Dal sondaggio, la causa principale di tale situazione risiederebbe nella distanza dal lavoro, ciò significa che c’è uno scarso collegamento tra istruzione e mondo del lavoro. Altro motivo di difficoltà segnalato dagli intervistati è la mancanza di fondi adeguati per la didattica, poco sostegno economico per le famiglie soprattutto dei ragazzi più poveri.
LA POSIZIONE DELL’ANIEF
Anief, fino a prova contraria, ritiene che si faccia una volta per tutte chiarezza sulla centralità della formazione del personale, che comunque rimane obbligatoria, come previsto dalle linee guida della legge 107/2015: a questo scopo, l’organizzazione sindacale autonoma ha messo in evidenza la necessità di non attuare più discriminazioni tra lavoratori con le medesime mansioni e responsabilità, chiedendo, con la manovra economica di fine anno, di estendere la carta docente e il relativo bonus anche a precari, oltre che a tutti gli Ata e al personale educativo. Eventuali modifiche del percorso formativo obbligatorio andrebbero pertanto valutate con estrema attenzione.

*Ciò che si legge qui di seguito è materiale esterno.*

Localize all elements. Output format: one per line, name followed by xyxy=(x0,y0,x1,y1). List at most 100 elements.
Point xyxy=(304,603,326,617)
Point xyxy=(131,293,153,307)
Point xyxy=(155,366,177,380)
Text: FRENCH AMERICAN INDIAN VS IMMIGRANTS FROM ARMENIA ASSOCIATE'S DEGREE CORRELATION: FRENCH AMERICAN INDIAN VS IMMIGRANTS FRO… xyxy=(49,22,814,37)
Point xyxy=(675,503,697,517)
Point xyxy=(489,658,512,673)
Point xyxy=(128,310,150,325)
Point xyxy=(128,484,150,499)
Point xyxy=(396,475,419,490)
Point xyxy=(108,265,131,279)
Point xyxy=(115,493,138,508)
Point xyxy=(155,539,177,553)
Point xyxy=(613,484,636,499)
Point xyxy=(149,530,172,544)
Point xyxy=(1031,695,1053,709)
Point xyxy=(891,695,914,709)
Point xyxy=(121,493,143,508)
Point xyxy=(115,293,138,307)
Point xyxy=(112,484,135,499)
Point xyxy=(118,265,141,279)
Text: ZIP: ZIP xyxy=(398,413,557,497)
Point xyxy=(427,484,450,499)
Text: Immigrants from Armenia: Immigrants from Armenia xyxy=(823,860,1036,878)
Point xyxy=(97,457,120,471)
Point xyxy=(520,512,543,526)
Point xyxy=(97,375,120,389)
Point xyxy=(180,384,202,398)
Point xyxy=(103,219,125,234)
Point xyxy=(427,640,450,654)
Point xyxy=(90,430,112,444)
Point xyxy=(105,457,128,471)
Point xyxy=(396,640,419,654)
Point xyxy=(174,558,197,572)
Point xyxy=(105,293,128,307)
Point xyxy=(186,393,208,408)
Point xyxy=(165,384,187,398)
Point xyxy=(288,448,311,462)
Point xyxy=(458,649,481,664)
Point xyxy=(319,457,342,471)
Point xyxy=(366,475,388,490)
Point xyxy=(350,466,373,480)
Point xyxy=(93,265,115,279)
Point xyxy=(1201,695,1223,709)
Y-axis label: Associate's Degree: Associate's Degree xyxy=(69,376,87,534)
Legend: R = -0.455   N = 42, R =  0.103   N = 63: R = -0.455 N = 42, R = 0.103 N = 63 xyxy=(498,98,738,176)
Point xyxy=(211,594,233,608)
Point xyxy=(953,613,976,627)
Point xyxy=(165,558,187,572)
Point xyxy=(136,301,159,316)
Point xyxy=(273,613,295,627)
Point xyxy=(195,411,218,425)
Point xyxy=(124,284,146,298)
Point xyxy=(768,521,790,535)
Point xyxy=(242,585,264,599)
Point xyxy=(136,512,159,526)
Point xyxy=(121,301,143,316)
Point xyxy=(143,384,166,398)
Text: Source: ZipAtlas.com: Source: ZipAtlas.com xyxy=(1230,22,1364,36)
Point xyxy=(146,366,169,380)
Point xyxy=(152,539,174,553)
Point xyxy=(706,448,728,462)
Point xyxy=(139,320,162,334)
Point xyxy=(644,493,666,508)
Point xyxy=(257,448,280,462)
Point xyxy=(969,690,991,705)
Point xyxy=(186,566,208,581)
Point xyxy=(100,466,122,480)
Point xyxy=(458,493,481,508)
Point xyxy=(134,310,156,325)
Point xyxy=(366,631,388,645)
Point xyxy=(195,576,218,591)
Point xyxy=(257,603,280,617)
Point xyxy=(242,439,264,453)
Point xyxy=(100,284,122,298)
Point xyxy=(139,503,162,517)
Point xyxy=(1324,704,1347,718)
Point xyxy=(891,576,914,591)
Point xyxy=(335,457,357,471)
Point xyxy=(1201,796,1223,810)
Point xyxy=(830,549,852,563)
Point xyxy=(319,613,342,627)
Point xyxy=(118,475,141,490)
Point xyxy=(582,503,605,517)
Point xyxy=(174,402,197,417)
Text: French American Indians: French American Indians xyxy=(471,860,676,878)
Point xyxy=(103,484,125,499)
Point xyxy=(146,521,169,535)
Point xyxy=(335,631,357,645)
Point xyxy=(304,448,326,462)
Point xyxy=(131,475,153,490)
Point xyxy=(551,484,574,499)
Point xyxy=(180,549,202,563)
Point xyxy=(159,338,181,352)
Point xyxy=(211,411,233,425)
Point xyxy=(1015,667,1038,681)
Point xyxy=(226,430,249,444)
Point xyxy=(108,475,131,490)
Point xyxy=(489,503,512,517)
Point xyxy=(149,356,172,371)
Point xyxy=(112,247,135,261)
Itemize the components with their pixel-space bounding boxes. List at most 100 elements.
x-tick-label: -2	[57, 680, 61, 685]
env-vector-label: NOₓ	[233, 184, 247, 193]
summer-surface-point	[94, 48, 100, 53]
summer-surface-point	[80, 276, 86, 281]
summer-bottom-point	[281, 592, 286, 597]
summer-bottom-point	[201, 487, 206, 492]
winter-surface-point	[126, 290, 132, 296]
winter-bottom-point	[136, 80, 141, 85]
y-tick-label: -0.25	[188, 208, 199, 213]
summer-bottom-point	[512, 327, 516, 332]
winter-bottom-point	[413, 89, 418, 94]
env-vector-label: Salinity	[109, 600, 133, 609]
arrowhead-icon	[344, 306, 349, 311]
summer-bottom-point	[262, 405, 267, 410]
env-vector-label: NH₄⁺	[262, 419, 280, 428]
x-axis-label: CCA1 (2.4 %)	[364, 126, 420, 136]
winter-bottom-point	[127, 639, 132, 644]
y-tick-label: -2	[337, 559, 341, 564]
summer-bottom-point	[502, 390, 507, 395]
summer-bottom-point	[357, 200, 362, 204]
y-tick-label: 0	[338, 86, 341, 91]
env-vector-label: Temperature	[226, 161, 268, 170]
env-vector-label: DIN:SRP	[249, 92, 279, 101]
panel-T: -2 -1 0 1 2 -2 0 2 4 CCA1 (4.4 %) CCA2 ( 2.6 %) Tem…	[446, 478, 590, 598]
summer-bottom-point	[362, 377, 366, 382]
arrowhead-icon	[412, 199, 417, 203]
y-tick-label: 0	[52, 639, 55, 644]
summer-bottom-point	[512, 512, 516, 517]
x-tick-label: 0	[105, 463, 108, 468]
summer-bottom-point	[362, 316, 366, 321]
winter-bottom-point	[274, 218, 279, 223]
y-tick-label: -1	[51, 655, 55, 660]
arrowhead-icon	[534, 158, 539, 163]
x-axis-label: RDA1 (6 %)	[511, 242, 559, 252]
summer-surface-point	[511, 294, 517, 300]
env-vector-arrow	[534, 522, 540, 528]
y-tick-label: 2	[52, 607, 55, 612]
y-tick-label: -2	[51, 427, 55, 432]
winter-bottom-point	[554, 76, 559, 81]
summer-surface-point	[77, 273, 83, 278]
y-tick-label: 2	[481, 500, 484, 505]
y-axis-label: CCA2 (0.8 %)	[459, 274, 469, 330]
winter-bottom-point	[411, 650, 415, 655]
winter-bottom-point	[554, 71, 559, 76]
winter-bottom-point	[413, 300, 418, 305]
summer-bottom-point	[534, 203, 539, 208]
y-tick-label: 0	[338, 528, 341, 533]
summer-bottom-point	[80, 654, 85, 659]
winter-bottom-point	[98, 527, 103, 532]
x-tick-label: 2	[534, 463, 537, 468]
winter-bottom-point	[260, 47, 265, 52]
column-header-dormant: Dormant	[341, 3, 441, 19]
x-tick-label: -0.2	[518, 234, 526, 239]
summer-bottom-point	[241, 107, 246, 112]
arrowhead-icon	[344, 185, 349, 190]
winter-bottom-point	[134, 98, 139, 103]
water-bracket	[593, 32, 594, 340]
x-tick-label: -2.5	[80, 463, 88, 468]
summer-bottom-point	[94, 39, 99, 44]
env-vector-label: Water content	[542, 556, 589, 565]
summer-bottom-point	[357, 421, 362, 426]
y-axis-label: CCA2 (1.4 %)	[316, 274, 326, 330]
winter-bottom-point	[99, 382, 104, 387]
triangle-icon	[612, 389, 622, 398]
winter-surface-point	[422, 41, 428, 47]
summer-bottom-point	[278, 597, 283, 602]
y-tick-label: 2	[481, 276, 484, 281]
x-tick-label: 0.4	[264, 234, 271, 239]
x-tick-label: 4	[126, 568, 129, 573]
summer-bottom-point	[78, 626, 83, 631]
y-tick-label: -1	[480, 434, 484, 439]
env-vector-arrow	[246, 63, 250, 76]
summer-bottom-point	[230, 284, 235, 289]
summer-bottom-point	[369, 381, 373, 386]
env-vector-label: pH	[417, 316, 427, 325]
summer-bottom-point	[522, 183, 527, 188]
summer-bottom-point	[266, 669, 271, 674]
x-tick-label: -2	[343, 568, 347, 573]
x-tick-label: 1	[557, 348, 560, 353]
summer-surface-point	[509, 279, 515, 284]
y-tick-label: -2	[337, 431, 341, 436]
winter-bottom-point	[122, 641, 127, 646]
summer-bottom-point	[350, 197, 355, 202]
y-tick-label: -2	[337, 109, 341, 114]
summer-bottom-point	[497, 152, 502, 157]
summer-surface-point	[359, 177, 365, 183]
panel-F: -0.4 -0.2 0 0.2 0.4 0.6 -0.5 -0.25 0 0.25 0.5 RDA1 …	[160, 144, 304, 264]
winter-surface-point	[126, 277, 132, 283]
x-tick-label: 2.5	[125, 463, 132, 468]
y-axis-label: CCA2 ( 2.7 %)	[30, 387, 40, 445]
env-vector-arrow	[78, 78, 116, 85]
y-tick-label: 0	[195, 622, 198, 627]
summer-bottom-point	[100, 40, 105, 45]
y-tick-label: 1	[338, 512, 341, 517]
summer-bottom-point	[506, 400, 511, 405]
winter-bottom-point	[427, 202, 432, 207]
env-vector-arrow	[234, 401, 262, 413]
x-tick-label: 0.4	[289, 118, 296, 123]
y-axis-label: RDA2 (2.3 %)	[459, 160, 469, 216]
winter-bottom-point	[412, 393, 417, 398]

Inoltre, per quel che riguarda la formazione iniziale, il giovane sindacato chiede di intervenire direttamente sul reclutamento degli insegnanti, accanto a una fase transitoria che stabilizzi tutti i vincitori e idonei dei concorsi ordinari e straordinari, i precari delle GaE e delle graduatorie di istituto ed eviti i licenziamenti di chi ha superato l'anno di prova. Forte dell'esperienza del 4/5 + 2 delle SSIS universitarie con la laurea di vecchio ordinamento, del TFA relativo al 3 + 2 + 1 della fase transitoria delle nuove lauree magistrali, del fallito tentativo del 5 + 3 del FIT archiviato, è stato chiesto di avviare a un sistema di reclutamento che possa andare al di là dei concorsi ordinari e dello scorrimento delle graduatorie di merito ordinarie e straordinarie, ma anche delle GaE e delle nuove Gap (Graduatorie post GaE).
Nello specifico, il sindacato autonomo è stato promotore di un emendamento alla legge di bilancio 2020: “abbiamo proposto – spiega Marcello Pacifico, leader del sindacato autonomo – che i precari abbiano la possibilità di frequentare un corso annuale universitario durante il quale svolgere anche attività di tirocinio retribuito nella qualità di supplente a tempo determinato e al termine del quale poter essere confermato, in caso di valutazione finale positiva, nei ruoli”.